With a small variation, this is exactly what is expressed by the IDF component of BM25.

Modifications

  • At the extreme values of the coefficient b BM25 turns into ranking functions known as BM11 (for b=1) and BM15 (for b=0).[2]
  • BM25F[3] is a modification of BM25 in which the document is considered to be composed from several fields (such as headlines, main text, anchor text) with possibly different degrees of importance.

Footnotes

43 year old Petroleum Engineer Harry from Deep River, usually spends time with hobbies and interests like renting movies, property developers in singapore new condominium and vehicle racing. Constantly enjoys going to destinations like Camino Real de Tierra Adentro.

References

  • Stephen E. Robertson, Steve Walker, Susan Jones, Micheline Hancock-Beaulieu, and Mike Gatford. Okapi at TREC-3. In Proceedings of the Third Text REtrieval Conference (TREC 1994). Gaithersburg, USA, November 1994.
  • Stephen E. Robertson, Steve Walker, and Micheline Hancock-Beaulieu.

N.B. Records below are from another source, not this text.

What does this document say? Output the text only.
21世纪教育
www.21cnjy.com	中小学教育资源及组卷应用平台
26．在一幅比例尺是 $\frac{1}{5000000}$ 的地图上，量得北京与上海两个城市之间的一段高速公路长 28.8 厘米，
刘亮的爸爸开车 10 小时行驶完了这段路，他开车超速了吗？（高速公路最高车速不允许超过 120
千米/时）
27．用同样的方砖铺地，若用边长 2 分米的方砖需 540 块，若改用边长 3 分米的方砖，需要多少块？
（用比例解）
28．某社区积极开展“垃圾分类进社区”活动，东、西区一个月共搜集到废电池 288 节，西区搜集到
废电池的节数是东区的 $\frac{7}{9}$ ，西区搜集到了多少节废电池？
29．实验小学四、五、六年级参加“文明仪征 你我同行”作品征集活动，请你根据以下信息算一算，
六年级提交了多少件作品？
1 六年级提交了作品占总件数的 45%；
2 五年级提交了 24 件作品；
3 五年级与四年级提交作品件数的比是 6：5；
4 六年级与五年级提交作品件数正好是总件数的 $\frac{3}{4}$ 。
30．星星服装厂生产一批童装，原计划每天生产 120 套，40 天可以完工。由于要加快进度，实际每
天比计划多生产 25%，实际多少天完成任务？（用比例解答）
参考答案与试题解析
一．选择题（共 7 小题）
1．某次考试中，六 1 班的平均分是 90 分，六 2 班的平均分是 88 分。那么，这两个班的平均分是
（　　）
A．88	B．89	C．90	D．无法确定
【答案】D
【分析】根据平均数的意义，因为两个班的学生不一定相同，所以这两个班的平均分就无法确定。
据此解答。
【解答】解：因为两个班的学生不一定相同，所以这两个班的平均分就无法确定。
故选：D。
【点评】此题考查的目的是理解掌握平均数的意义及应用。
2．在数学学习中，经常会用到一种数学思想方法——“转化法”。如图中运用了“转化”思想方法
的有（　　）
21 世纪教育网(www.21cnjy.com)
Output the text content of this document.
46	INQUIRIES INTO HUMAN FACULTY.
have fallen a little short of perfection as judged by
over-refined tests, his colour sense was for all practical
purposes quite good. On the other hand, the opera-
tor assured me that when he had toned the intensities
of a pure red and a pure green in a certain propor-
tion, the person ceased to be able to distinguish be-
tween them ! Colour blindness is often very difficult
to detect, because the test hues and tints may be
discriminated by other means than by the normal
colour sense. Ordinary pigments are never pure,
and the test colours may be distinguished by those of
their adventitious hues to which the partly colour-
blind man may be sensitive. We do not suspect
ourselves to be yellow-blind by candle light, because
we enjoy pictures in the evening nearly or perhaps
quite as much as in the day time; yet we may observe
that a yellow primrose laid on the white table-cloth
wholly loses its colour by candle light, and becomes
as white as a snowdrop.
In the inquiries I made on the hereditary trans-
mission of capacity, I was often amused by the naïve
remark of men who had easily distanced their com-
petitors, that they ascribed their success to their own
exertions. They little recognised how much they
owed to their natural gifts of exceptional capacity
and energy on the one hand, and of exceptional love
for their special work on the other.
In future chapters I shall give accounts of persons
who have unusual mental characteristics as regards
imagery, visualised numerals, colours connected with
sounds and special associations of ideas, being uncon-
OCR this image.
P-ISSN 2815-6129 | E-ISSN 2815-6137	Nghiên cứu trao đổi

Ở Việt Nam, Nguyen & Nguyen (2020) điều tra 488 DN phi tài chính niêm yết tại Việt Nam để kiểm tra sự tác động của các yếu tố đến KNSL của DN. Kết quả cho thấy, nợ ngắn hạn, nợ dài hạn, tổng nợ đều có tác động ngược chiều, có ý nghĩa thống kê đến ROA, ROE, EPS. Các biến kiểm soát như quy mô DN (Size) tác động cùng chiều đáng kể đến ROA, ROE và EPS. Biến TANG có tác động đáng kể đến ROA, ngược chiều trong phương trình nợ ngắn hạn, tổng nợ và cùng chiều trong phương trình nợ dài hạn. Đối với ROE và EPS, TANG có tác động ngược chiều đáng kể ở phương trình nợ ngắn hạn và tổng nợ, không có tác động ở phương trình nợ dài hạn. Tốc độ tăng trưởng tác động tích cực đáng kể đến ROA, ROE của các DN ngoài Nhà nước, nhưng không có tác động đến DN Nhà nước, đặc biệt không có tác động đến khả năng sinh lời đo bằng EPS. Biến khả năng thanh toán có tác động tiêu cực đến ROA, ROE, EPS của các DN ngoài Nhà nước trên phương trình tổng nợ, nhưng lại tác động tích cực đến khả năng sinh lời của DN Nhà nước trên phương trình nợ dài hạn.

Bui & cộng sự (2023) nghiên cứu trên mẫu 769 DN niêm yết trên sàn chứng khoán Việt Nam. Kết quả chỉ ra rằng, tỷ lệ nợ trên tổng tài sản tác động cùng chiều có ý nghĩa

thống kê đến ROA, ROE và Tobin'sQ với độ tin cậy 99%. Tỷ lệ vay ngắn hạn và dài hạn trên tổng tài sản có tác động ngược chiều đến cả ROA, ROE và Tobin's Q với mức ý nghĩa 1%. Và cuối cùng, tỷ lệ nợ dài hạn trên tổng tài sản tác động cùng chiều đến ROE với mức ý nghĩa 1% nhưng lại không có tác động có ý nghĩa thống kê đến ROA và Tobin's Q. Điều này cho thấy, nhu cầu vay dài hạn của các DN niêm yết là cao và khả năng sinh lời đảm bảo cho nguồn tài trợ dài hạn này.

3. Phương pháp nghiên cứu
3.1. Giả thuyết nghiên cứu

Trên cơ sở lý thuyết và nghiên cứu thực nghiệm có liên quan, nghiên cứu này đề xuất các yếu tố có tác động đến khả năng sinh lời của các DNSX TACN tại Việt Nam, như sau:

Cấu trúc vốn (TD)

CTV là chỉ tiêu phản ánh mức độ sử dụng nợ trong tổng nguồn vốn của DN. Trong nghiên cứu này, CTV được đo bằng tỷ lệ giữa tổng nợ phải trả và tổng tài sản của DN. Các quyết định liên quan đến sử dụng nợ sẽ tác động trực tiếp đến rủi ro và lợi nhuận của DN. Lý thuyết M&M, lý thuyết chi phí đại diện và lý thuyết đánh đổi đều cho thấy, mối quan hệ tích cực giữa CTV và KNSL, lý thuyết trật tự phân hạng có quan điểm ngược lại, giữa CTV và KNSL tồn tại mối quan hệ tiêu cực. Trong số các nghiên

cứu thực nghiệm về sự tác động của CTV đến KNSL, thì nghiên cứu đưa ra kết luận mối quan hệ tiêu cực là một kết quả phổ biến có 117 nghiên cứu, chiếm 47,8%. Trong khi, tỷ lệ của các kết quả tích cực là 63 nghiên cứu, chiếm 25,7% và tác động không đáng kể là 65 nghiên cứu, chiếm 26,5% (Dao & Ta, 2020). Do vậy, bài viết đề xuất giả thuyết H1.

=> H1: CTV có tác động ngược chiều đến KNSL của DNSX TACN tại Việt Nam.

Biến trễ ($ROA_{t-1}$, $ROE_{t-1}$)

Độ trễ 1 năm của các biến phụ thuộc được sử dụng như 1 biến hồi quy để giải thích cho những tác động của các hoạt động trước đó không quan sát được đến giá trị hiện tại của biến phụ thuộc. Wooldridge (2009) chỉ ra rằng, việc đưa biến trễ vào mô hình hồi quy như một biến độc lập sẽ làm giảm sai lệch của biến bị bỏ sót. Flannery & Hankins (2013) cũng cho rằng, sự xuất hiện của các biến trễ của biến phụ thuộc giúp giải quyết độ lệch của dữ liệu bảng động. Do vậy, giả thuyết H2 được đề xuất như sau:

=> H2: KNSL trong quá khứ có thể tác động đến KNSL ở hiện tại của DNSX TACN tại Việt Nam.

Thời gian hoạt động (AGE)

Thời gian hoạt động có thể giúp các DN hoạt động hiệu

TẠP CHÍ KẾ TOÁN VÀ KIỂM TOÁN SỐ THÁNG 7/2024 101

Okapi at TREC-7. In Proceedings of the Seventh Text REtrieval Conference. Gaithersburg, USA, November 1998.
  • Karen Spärck Jones, Steve Walker, and Stephen E. Robertson. A Probabilistic Model of Information Retrieval: Development and Comparative Experiments (parts 1 and 2). Information Processing and Management, 36(6):779-840. 2000.

External links

  1. Christopher D. Manning, Prabhakar Raghavan, Hinrich Schütze. An Introduction to Information Retrieval, Cambridge University Press, 2009, p. 233.
  2. http://xapian.org/docs/bm25.html
  3. Hugo Zaragoza, Nick Craswell, Michael Taylor, Suchi Saria, and Stephen Robertson. Microsoft Cambridge at TREC-13: Web and HARD tracks. In Proceedings of TREC-2004.